First, let me point out that professors have been using various forms of online learning for decades, so what edx and others are doing with moocs is simply taking what we have been doing to the next level in terms of scalability and quality.

Think of online learning and platforms to create great online course material not as making teachers obsolete, but as tools for teachers, which will enable them to do a lot more than they could previously with the time they had. Sadly, among the few teaching tools we have given professors in the past few centuries has been a piece of chalk. Blogging sites and online news did not make journalists obsolete, rather created 10 million journalists, while making news much more interactive and exciting. In much the same manner, online learning has the potential to transform education. Online learning and moocs can give existing professors new tools to create additional modalities of teaching. Professors and soon-to-be professors like yourself that are quick to experiment with these new tools, are likely to find success, creating new ways of engaging our millenial generation of students who are perfectly comfortable texting, tweeting, blogging, emailing, moocing, youtubing, slashdotting ( :-) ) and snapchatting.

We have also been experimenting with blended models of education where you combine the best of online and inperson. Initial results are promising. In one these blended model experiments in which we collaborated with san jose state university, the students watched videos, did online exercises and virtual labs on the edx online platform, and then came to class for in-person activity including working in small groups and interacting with the professor to get a deeper understanding of the material. The pass rate for this course went from a traditional average of about 60% to 90% with the blended class. Research by Brewlow et al (you can see paper at https://www.edx.org/research) also shows that student success in a mooc course was positively correlated with working with an instructor or mentor.

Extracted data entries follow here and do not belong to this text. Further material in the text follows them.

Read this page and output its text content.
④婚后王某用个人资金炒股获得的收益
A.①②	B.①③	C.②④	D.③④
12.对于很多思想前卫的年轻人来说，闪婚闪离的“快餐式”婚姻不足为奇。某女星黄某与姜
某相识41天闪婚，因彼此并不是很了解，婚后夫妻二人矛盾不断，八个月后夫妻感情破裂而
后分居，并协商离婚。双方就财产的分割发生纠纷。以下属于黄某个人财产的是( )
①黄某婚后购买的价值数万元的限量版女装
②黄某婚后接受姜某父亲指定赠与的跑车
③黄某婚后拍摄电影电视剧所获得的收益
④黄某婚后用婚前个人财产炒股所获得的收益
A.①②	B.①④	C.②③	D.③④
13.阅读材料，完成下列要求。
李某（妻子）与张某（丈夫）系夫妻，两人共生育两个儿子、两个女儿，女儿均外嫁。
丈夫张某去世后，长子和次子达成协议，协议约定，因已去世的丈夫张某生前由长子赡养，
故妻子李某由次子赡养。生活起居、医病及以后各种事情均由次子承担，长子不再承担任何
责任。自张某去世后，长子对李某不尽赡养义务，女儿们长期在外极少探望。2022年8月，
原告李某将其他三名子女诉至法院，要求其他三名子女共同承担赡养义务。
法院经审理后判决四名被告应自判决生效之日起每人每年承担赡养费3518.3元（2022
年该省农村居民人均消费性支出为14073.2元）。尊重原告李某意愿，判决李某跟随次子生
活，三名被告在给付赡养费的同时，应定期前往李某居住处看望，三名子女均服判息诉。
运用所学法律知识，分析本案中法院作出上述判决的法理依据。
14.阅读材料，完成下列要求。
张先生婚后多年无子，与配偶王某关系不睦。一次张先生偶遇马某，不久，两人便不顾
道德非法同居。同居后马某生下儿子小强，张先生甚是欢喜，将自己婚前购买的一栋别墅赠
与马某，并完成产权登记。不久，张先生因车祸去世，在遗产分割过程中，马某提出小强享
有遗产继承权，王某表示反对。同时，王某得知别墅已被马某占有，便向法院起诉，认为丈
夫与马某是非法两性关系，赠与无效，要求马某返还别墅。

Comment Re:Could someone set up an archive site ? (Score 1) 73

I know, why do today what you can put off till tomorrow :-) Seriously, a large number of our learners like you just want to audit a course and prefer it to be always available. For that reason, a significant number of our previous courses are indeed offered as "past courses" or "archived courses". You will see this on the announcements page when you go into such an archived course: "This is a past/archived course. Certain features of this course may not be active, but we still invite you to explore the available materials." To see archived courses you can click on courses at edx.org, select courses, and then select past courses. For example, the justice course from HarvardX is available as an archived course at: https://www.edx.org/course/harvard-university/er22x/justice/571 In general, we strongly encourage our university partners to offer their past courses as archived courses. A few courses (like the one you tried perhaps) are not offered as an archived course. There are several reasons why a university might choose not to offer their course as an archived course. The next version of the course might have started, and so they might take down the archived course because they reuse some of the questions which have their answers available as handouts. Or, the course might need significant resources to run, for example, special grading servers may need to be maintained, for which they may not have resources.